It is completely delusional that these copied "works" will have any effect or be used by anyone but the most rabid AI proponents just to make a point.


If there's any stolen code generated by AI, it's certainly not intentional and a DMCA notice would be appreciated. It would be interesting to see how prevalent this is in AI generated code - is anyone doing a study?

Stars will likely go up over time, but more than the stars it's the testing and maintenance over time that's valuable. There's little promotion right now, but there are already some stars, PRs, and issues. In fact, I'm working on merging PRs now.


Well, is slightly modified regurgitated code a copy or not? We have yet to have it answered in the age of AI, but e.g. I could not be selling Mickey Mouse merch with a simple color filter on for long.

Agree it will be interesting to see how things play out. There's enough permissive open-source licensed code available that using that only could be an option.

As for Mickey, is the difference from Oswald enough today?


Poor billionaire Rowling has no protections against the evil corporations. Everyone using this argument has no clue about artists and and writers.

Yes, corporations take a large cut, but creative people welcomed copyright and made the bargain and got fame in the process.
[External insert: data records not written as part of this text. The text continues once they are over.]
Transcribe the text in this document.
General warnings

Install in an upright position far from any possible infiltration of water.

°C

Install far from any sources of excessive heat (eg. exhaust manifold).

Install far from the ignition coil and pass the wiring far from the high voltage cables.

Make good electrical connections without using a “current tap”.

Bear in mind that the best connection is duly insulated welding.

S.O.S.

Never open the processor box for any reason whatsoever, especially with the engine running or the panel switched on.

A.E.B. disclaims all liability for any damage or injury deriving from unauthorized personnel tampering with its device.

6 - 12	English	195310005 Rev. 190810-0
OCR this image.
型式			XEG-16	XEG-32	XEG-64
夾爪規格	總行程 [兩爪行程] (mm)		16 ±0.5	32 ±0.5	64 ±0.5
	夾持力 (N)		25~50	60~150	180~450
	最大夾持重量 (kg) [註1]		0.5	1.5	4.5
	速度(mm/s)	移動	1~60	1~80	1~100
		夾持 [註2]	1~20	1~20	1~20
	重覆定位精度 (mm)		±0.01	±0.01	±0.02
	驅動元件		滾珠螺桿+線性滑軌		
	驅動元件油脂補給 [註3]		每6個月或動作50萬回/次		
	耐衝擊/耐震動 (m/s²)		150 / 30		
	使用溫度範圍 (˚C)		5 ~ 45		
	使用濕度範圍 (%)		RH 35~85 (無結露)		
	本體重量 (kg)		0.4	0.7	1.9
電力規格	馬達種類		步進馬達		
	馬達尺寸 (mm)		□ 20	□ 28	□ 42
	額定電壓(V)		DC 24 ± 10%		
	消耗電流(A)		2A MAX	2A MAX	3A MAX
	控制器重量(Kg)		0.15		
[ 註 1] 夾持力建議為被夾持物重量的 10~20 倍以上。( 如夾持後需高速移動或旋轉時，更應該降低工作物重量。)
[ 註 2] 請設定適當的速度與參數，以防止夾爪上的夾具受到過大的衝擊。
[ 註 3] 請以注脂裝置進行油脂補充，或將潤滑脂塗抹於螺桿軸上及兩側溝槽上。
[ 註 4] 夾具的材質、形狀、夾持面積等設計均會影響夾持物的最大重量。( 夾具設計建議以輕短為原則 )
Which was always better for them than let Twitch take 70% and be a sharecropper.

Silicon Valley middlemen are far worse than the media and music industry.


The individuals who get rich from copyright are a rarity.

Most mid-list authors make very little from copyright. A lot of the "authors" who make a lot of money from writing are celebs who slap their name on a ghost written work.

> Which was always better for them than let Twitch take 70% and be a sharecropper.

Copyright predates Twitch or giant corporations and was designed to protect the profits of the publishers from the start.

https://en.wikipedia.org/wiki/Statute_of_Anne


Giant corporations started in the early 1600s and back then they had gunboats :-p

there were very few of them though. They constitute a far larger proportion of the economy now.

This is so, but note that publishers were the "giant corporations" of the time.

In this nothing changed. Authors never were and still are not the point of copyright/IP.


Comparatively big for the time, but very small compared to publishing companies how.

The reason you mention 'poor billionaire Rowling' is most likely because she's the only billionaire author that you know by name. If authors regularly became billionaires you'd have left out that name.